Sunday, September 24, 2023
Friday, September 22, 2023
Friday, September 15, 2023
Film review: L'Atalante (1934)
Three posters to give you an idea of the confusing nature of this film. It's the only full-length film directed by the tragically short-lived Jean Vigo (whose most famous work is probably Zero de Conduite which, coincidentally, was a major influence on If.... It has a very simple plot: a barge captain (although that's rather a grand title given that his entire crew consists of a slightly cracked old man (Père Jules) and an apparently simple teenager) marrying a young woman from a village and walking out of the church down to the canal (where the "crew" is waiting, accidentally dropping a bouquet of flowers into the water and then rescuing it). The entirety of the rest of the film is the four of them (and Père Jules's seemingly inexhaustible supply of cats) traveling down the river to Paris, squabbling, her getting left behind and then reuniting some unspecified time later in Le Havre. It's very slight. But it's also lovely: the film itself has the charm of barge life - cozy domesticity combined with travel and viewing the gritty side of the city and countryside.
At first the wife, Juliette (played with wide-eyed zest by Dita Parlo, who was also Elsa in Grand Illusion) seems a little taken aback at the relative squalor (and overwhelming number of cats) aboard the barge. She and the "crew" are also a little wary of each other - they refer to her as "the missus" (or at least, that's the translation) whereas she seems to find them a little alarming. However, she gradually gets into the swing of things, even managing to prize Père Jules's dirty laundry off him. However, she does look forward to the bright lights of Paris, so it's a disappointment when Père Jules and the boy head off into town first (to see a fortune-teller (who is also, it is strongly hinted, a prostitute)) meaning that the captain (Jean, played by Jean Dasté, who also went on to appear in Grand Illusion) can't leave the ship and Juliette's hopes are dashed. (Père Jules is a larger-than-life character, whom Juliette gets to know when he shows her all the curios he's collected (including the pickled hands of his dead best friend) and his tattoos in his cramped cabin,
something that inspires wonder and disgust in equal measures, but also provokes Jean into a fit of plate-breaking jealous rage (for some reason). Père Jules is played by the larger-than-life Michel Simon, who was the titular Boudu, Saved from Drowning just before casting, and thus the most famous of the actors in the cast, who claimed to have signed on because he felt sorry for Jean Vigo, whose career never really took off, and who was in the doghouse because Zero had been banned lest it corrupt the youth.

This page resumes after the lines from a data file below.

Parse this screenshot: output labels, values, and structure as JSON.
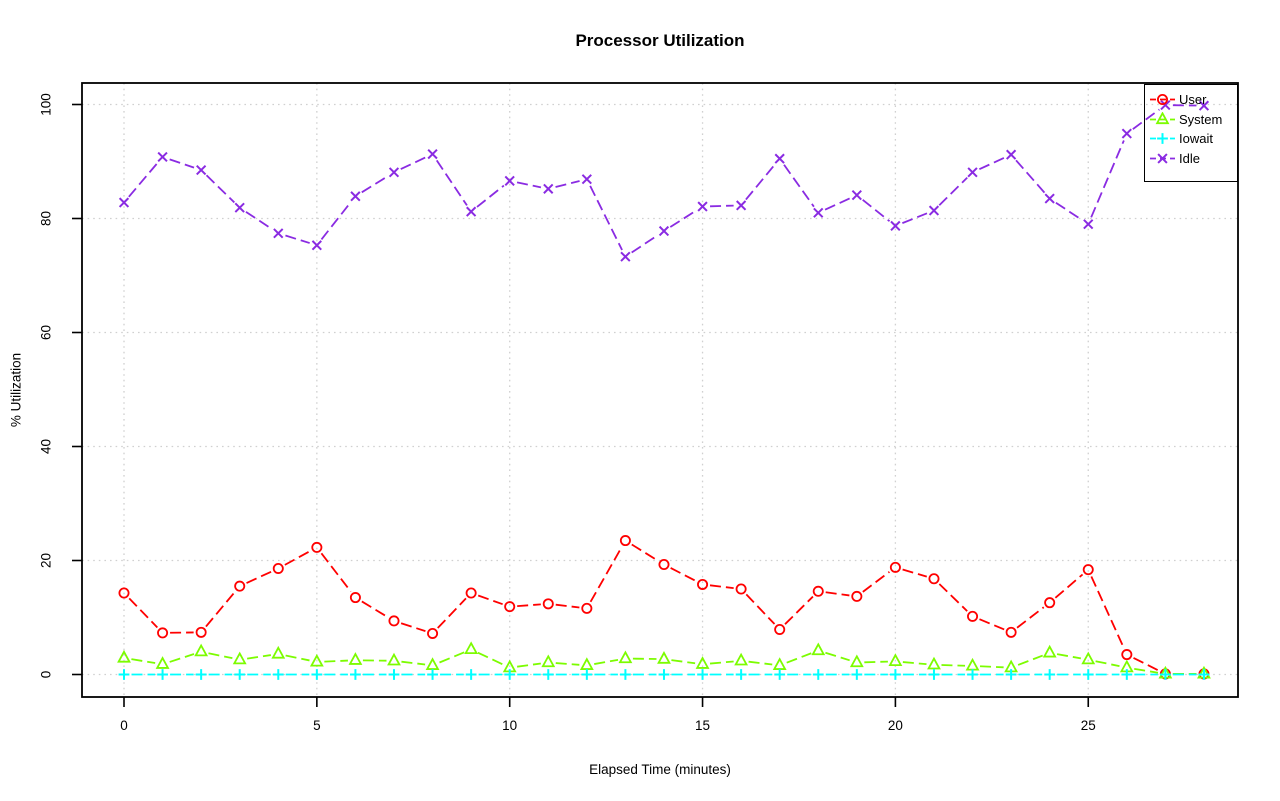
{
  "chart_data": {
    "type": "line",
    "title": "Processor Utilization",
    "xlabel": "Elapsed Time (minutes)",
    "ylabel": "% Utilization",
    "x": [
      0,
      1,
      2,
      3,
      4,
      5,
      6,
      7,
      8,
      9,
      10,
      11,
      12,
      13,
      14,
      15,
      16,
      17,
      18,
      19,
      20,
      21,
      22,
      23,
      24,
      25,
      26,
      27,
      28
    ],
    "x_ticks": [
      0,
      5,
      10,
      15,
      20,
      25
    ],
    "y_ticks": [
      0,
      20,
      40,
      60,
      80,
      100
    ],
    "xlim": [
      -1.1,
      29.1
    ],
    "ylim": [
      -4,
      104
    ],
    "grid": true,
    "grid_style": "dotted",
    "line_style": "dashed",
    "legend_position": "topright",
    "series": [
      {
        "name": "User",
        "color": "#ff0000",
        "marker": "circle",
        "values": [
          14.3,
          7.3,
          7.4,
          15.5,
          18.6,
          22.3,
          13.5,
          9.4,
          7.2,
          14.3,
          11.9,
          12.4,
          11.6,
          23.5,
          19.3,
          15.8,
          15.0,
          7.9,
          14.6,
          13.7,
          18.8,
          16.8,
          10.2,
          7.4,
          12.6,
          18.4,
          3.5,
          0.1,
          0.1
        ]
      },
      {
        "name": "System",
        "color": "#7cfc00",
        "marker": "triangle",
        "values": [
          2.9,
          1.8,
          4.0,
          2.6,
          3.6,
          2.2,
          2.5,
          2.4,
          1.6,
          4.4,
          1.2,
          2.1,
          1.6,
          2.8,
          2.7,
          1.8,
          2.4,
          1.6,
          4.2,
          2.1,
          2.3,
          1.7,
          1.5,
          1.2,
          3.8,
          2.6,
          1.2,
          0.1,
          0.1
        ]
      },
      {
        "name": "Iowait",
        "color": "#00ffff",
        "marker": "plus",
        "values": [
          0,
          0,
          0,
          0,
          0,
          0,
          0,
          0,
          0,
          0,
          0,
          0,
          0,
          0,
          0,
          0,
          0,
          0,
          0,
          0,
          0,
          0,
          0,
          0,
          0,
          0,
          0,
          0,
          0
        ]
      },
      {
        "name": "Idle",
        "color": "#8a2be2",
        "marker": "x",
        "values": [
          82.8,
          90.8,
          88.5,
          81.9,
          77.4,
          75.3,
          83.9,
          88.1,
          91.3,
          81.2,
          86.6,
          85.2,
          86.9,
          73.3,
          77.8,
          82.1,
          82.3,
          90.5,
          81.0,
          84.1,
          78.7,
          81.4,
          88.1,
          91.2,
          83.5,
          79.0,
          94.9,
          99.9,
          99.8
        ]
      }
    ],
    "axis_color": "#000000",
    "grid_color": "#d0d0d0",
    "text_color": "#000000",
    "background": "#ffffff"
  }
}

Eventually Père Jules returns, and the next day Jean takes Juliette dancing. Unfortunately, this leads to more trouble, because a clownish peddler takes a liking to Juliette
(and she is too wide-eyed at everything to take offense or see him as a threat) and follows her back to the barge to talk to her while Jean is out later. (Come to think of it, I have to wonder if this film was an influence on La Strada) Another rage from Jean and Juliette is instructed to stay in the cabin. However, she sneaks out overnight to look at the bright lights, and Jean is so angry he orders the barge to depart without her. After a magical evening of staring at shops, Juliette returns to discover her fate. She tries to buy a third class train ticket to the next town the barge will get to, but a clearly indigent young man steals her handbag before being set upon by a mob, who beat him to a pulp and carry him off, but neglect to return Juliette's money. She is forced to find work and seems stuck for a while. Meanwhile, aboard the barge Jean has lapsed into an almost catatonic funk. Père Jules accompanies him to the head office and defends him to the boss as he just sits mutely and miserably in the waiting room. Eventually he remembers an earlier incident where Juliette claimed that she had seen his face in water before she'd met him, which is how she knew he was her soulmate, and he jumps into the river.
We then get famous underwater scenes, which, because I have the Jean Vigo Boxset (a tragically slim volume - all his films fit on one disc because he died of TB at 29 a couple of weeks after this film was released) I know were probably only possible because Vigo had made an earlier short about a champion French swimmer). This incident is enough to drive Père Jules to go looking for Juliette in Le Havre, the port they're currently docked at, and miraculously he finds her, in a record store, listening to a song about barges that they'd played earlier. Jean and Juliette are then reunited and embrace ecstatically, the end.
As you can see, slight, but it's in the telling. The images are indelible and it has more of the feel of a fairytale romance than actual fairytales. See it if you can.